OVN metadata use the same IP as LB health monitor

Bug #2004238 reported by Ching Kuo
6
This bug affects 1 person
Affects Status Importance Assigned to Milestone
neutron
Fix Released
High
Fernando Royo

Bug Description

Recently I ran into an issue that instances are unable to get metadata, after a few debugs I found out the issue to be the LB health monitor is replying the arp request for OVN metadata agent's IP causing the request going to metadata agent actually being sent to another MAC address.

Seems to related to https://bugs.launchpad.net/bugs/1956034, but that bug is closed by mistake.

Form sb_db logical flow dump I found the bellow flow

_uuid : df93e919-c7f5-4d04-be6f-796e175e266f
actions : "eth.dst = eth.src; eth.src = 5e:69:e7:47:38:7b; arp.op = 2; /* ARP reply */ arp.tha = arp.sha; arp.sha = 5e:69:e7:47:38:7b; arp.tpa = arp.spa; arp.spa = 10.0.0.2; outport = inport; flags.loopback = 1; output;"
controller_meter : []
external_ids : {source="northd.c:7971", stage-hint="5b11468a", stage-name=ls_in_arp_rsp}
logical_datapath : f714c506-3043-4366-8065-d6af4d2a08de
logical_dp_group : []
match : "arp.tpa == 10.0.0.2 && arp.op == 1"
pipeline : ingress
priority : 110
table_id : 18
tags : {}
hash : 0

Priority 110 flow with this action should be from the LB health monitor according to ovn-northd doc [1]

Where as ovn-metadata agent also uses the same IP (10.0.0.2)

+-------------------------+---------------------------------------------------------------------------------------------+
| Field | Value |
+-------------------------+---------------------------------------------------------------------------------------------+
| admin_state_up | UP |
| allowed_address_pairs | |
| binding_host_id | |
| binding_profile | |
| binding_vif_details | |
| binding_vif_type | unbound |
| binding_vnic_type | normal |
| created_at | 2023-01-17T08:04:35Z |
| data_plane_status | None |
| description | |
| device_id | ovnmeta-5640d643-e490-46b3-a724-0478aef3722e |
| device_owner | network:distributed |
| device_profile | None |
| dns_assignment | fqdn='host-10-0-0-2.infra.cloudnative.tw.', hostname='host-10-0-0-2', ip_address='10.0.0.2' |
| dns_domain | |
| dns_name | |
| extra_dhcp_opts | |
| fixed_ips | ip_address='10.0.0.2', subnet_id='3000b8bf-f687-406d-b000-55d38f365e33' |
| id | c1ba8ceb-6f02-48e6-9da3-3cb9b628b771 |
| ip_allocation | None |
| mac_address | fa:16:3e:7c:b8:1c |
| name | |
| network_id | 5640d643-e490-46b3-a724-0478aef3722e |
| numa_affinity_policy | None |
| port_security_enabled | False |
| project_id | 2fbc86f895ed4ef1ad036b7e4a068b50 |
| propagate_uplink_status | None |
| qos_network_policy_id | None |
| qos_policy_id | None |
| resource_request | None |
| revision_number | 2 |
| security_group_ids | |
| status | DOWN |
| tags | |
| trunk_details | None |
| updated_at | 2023-01-17T08:04:36Z |
+-------------------------+---------------------------------------------------------------------------------------------+

This causes all packet that should be going to 10.0.0.2 (metadata agent) actually being sent to 5e:69:e7:47:38:7b MAC address which is incorrect.

Expected result:

OVN LB health monitor sending arp replies to an unused IP, or reserved a port with an IP specifically for health monitor.

[1] https://www.ovn.org/support/dist-docs/ovn-northd.8.html

Revision history for this message
Mamatisa Nurmatov (isabek) wrote :

Hi!
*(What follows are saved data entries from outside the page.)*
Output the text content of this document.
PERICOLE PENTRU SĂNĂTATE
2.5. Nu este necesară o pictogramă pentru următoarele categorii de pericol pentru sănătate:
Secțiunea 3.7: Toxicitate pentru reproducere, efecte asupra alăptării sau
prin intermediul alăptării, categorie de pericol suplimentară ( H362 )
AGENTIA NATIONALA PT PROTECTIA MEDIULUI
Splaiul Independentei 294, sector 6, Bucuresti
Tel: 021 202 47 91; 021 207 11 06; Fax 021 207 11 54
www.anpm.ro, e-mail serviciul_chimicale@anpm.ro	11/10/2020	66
Which release you use? Have you tried this fix https://review.opendev.org/c/openstack/ovn-octavia-provider/+/834345 ?

Changed in neutron:
status: New → Incomplete
Revision history for this message
Ching Kuo (genekuo) wrote :

Hi,

I use the latest Zed release deployed with Kolla-Ansible.

I've just quickly checked the code, it seems like it is designed to use the metadata/dhcp port which will cause issue.

https://opendev.org/openstack/ovn-octavia-provider/src/branch/master/ovn_octavia_provider/helper.py#L2331-L2343

_ensure_hm_ovn_port returns the metadata/dhcp port which in _update_hm_members will use it as source IP for health monitor causing the issue I am reporting.

https://opendev.org/openstack/ovn-octavia-provider/src/branch/master/ovn_octavia_provider/helper.py#L137-L146

We should probably create a dedicated port or find other solutions which prevent using the metadata/dhcp port IP for health monitor.

Revision history for this message
Rodolfo Alonso (rodolfo-alonso-hernandez) wrote :

The bug looks legit.

Changed in neutron:
status: Incomplete → New
Revision history for this message
Ching Kuo (genekuo) wrote :

Seems like a ovn-octavia-provider bug, should I report move the bug there?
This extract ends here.